I realized today, as I stood in Times Square, watching Obama’s inaugural
address
surrounded by people of all races from all countries, that I believe
in that experiment. I believe in the improv. There is an energy to it, a
life to it, an openness that I have never felt anywhere else. In the same
way that I believe in the possibilities of artmaking, I believe in the
possibilities of this country. When we are working on a piece, I always
struggle with how much material to “set” and how much to structure
and then leave open– to leave room for life, spark, surprise, energy. To not
create something that is made, done, packaged, over. And that is what I
value about being here, and being American— that I live in a place that is
about what gets left open, not what is set.

So I pay the price of making art in the midst of a market collapse, a
society in doubt, a country that has strayed from the idea of soul.

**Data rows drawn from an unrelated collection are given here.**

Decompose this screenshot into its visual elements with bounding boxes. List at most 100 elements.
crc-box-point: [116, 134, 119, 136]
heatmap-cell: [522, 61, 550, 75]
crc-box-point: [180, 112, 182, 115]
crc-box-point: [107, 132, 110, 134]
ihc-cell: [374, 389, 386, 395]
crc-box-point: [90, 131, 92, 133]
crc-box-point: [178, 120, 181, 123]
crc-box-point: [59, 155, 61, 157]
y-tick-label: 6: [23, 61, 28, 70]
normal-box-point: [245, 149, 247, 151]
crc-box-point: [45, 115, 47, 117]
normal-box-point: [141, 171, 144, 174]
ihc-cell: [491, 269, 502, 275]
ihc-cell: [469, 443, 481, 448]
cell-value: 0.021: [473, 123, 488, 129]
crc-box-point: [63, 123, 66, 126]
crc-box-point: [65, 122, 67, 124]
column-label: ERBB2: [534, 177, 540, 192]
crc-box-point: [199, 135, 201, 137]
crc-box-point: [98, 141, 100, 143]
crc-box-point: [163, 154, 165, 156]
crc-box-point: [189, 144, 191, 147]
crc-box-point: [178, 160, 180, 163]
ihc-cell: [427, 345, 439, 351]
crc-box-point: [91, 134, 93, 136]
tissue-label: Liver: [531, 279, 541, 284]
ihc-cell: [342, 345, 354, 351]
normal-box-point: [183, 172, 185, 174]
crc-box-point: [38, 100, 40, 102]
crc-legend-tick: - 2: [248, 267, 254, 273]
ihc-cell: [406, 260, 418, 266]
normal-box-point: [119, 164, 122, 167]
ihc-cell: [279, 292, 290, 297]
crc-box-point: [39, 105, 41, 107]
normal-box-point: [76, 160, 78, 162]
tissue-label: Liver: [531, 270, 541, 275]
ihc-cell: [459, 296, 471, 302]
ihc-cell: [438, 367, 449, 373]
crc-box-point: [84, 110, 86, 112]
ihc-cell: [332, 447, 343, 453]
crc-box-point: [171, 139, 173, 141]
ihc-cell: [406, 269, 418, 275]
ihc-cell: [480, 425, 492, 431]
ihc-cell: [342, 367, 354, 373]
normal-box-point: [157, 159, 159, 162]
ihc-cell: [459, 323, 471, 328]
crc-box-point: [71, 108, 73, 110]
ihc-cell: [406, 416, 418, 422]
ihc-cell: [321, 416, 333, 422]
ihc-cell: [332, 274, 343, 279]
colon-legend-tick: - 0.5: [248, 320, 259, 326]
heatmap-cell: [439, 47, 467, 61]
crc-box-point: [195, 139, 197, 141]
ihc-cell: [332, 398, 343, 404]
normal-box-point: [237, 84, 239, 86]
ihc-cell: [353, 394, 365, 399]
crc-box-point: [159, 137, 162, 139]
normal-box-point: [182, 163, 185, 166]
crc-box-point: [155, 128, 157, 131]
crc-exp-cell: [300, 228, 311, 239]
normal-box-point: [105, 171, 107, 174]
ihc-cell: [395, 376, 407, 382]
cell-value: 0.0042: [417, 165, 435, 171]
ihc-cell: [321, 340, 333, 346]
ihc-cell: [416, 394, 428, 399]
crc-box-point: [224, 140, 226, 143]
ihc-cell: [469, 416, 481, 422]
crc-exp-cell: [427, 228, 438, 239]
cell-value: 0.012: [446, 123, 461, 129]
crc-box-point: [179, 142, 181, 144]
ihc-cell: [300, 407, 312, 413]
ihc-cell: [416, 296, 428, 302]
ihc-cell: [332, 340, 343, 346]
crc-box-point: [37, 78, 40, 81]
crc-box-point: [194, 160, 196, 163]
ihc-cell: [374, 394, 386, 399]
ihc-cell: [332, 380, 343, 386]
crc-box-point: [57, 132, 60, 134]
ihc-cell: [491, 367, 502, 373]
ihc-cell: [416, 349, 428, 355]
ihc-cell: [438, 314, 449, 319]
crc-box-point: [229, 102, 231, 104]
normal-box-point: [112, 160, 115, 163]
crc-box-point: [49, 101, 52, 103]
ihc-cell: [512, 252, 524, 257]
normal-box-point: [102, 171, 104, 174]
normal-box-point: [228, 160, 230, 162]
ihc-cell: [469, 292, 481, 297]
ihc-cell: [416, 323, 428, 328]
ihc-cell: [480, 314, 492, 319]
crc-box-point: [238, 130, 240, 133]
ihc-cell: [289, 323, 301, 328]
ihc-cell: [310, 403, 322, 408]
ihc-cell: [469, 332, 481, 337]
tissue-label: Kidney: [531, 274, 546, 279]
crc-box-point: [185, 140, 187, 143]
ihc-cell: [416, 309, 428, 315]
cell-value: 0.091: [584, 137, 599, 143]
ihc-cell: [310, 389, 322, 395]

And
today, I thank Mr. Obama for reminding me why.

Gettysburg Address manuscript

Artifact: on the eve of a new era

Election night 08 at Lincolns knee

Election night '08 at Lincoln's knee — photo by Matt Mendelsohn

At the gentle nudging of T, I have crawled out of the internet rabbit hole of online polls, political blogs and photo slideshows of President-elect Obama to bring you this artifact. I’m still coming to terms with the new reality of a having a leader who has a grasp and understanding of reality as well as a vision of how to achieve the ideals set forth at the founding of America.

Jill, I’ve been thinking about your last post and wondering how much the political climate of the last eight years has contributed to the bipolar swings between maudlin emotionality and nonchalant banality in the dance community. I’m too close to it all to have any perspective. As of Nov. 4th, I can say that I feel like I’ve emerged into the bright daylight of possibilities from spending eight dark years in some strange haunted house of horrors where my perceptions were thwarted at every turn. The Rove-Cheney-Bush theatre of the absurd and their confederacy of dunces are in their final weeks as headliners and I am so relieved.

I laughed, I cried, it was worse than Cats.

I’m also curious to see what the next four or (hopefully!) eight years will bring for our community, our nation and the world. I wonder how we artists will respond.